Today was an OUTSIDE DAY.
What does that mean? In the simplest terms whenever I see an outside day (or an outside bar of any length) I think
OUTSIDE DAY = LONGS GOT FUCKED AND SHORTS GOT FUCKED
Think about it. Both sides got whipsawed out of their positions. What that means for us is that we have NEW PARTICIPANTS in the market. A trader who took a position today has a different expectancy and tolerance for pain than a long term trend trader, or someone who got in at the lows last week.
The latecomer into the long trade (and the short trade) is by definition a weak hand.
Anything not going his way is going to make him jump to the other side. We have shot to new highs for the last 2 months. Rather than predict whether this is a breakout or a test and fail… lets be objective and let the market tell us how it likes (or hates) these lofty heights.

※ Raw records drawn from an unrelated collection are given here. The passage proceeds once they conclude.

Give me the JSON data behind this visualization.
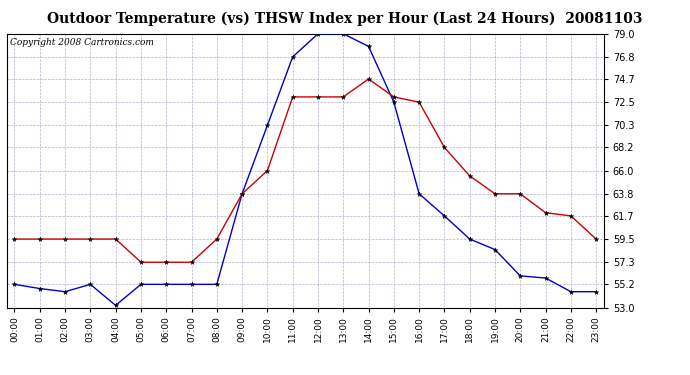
{
  "title": "Outdoor Temperature (vs) THSW Index per Hour (Last 24 Hours)  20081103",
  "copyright": "Copyright 2008 Cartronics.com",
  "hours": [
    "00:00",
    "01:00",
    "02:00",
    "03:00",
    "04:00",
    "05:00",
    "06:00",
    "07:00",
    "08:00",
    "09:00",
    "10:00",
    "11:00",
    "12:00",
    "13:00",
    "14:00",
    "15:00",
    "16:00",
    "17:00",
    "18:00",
    "19:00",
    "20:00",
    "21:00",
    "22:00",
    "23:00"
  ],
  "blue_temp": [
    55.2,
    54.8,
    54.5,
    55.2,
    53.2,
    55.2,
    55.2,
    55.2,
    55.2,
    63.8,
    70.3,
    76.8,
    79.0,
    79.0,
    77.8,
    72.5,
    63.8,
    61.7,
    59.5,
    58.5,
    56.0,
    55.8,
    54.5,
    54.5
  ],
  "red_thsw": [
    59.5,
    59.5,
    59.5,
    59.5,
    59.5,
    57.3,
    57.3,
    57.3,
    59.5,
    63.8,
    66.0,
    73.0,
    73.0,
    73.0,
    74.7,
    73.0,
    72.5,
    68.2,
    65.5,
    63.8,
    63.8,
    62.0,
    61.7,
    59.5
  ],
  "ylim": [
    53.0,
    79.0
  ],
  "yticks": [
    53.0,
    55.2,
    57.3,
    59.5,
    61.7,
    63.8,
    66.0,
    68.2,
    70.3,
    72.5,
    74.7,
    76.8,
    79.0
  ],
  "blue_color": "#0000CC",
  "red_color": "#CC0000",
  "bg_color": "#FFFFFF",
  "plot_bg": "#FFFFFF",
  "grid_color": "#AAAACC",
  "title_fontsize": 10,
  "copyright_fontsize": 6.5,
  "marker_size": 3.5
}
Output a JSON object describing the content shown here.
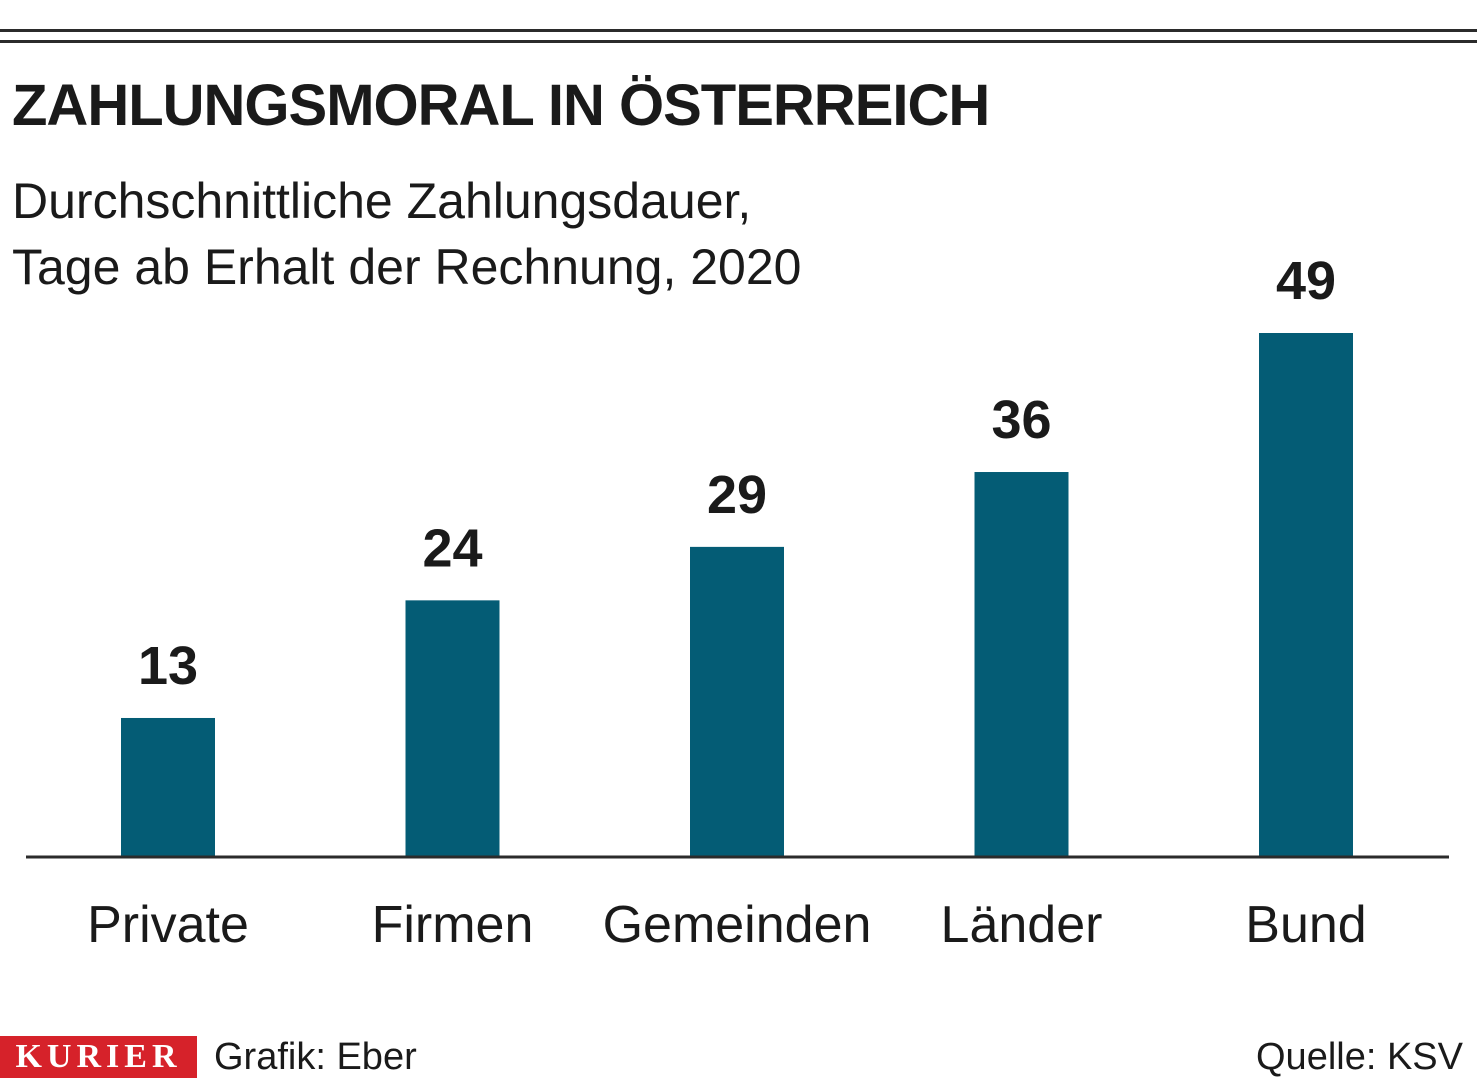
{
  "header": {
    "title": "ZAHLUNGSMORAL IN ÖSTERREICH",
    "subtitle_line1": "Durchschnittliche Zahlungsdauer,",
    "subtitle_line2": "Tage ab Erhalt der Rechnung, 2020"
  },
  "chart_data": {
    "type": "bar",
    "title": "ZAHLUNGSMORAL IN ÖSTERREICH",
    "subtitle": "Durchschnittliche Zahlungsdauer, Tage ab Erhalt der Rechnung, 2020",
    "categories": [
      "Private",
      "Firmen",
      "Gemeinden",
      "Länder",
      "Bund"
    ],
    "values": [
      13,
      24,
      29,
      36,
      49
    ],
    "xlabel": "",
    "ylabel": "",
    "ylim": [
      0,
      49
    ],
    "grid": false,
    "bar_color": "#045c75"
  },
  "footer": {
    "brand": "KURIER",
    "brand_color": "#d6222a",
    "credit": "Grafik: Eber",
    "source": "Quelle: KSV"
  }
}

We have a valid sell signal on break of the daily low, fakeout sell. However statistically outside days are often followed by inside days, before a final breakout. You might consider holding your fire here. Also, statistically outside days most often occur 2-3 days before a market turn.
And statistically setups at the top of a flat bollinger band are higher reliability.
What does this mean? Get out of longs for now, be prepared to get short… and if the short opportunity which almost certainly happens here fails, get long again.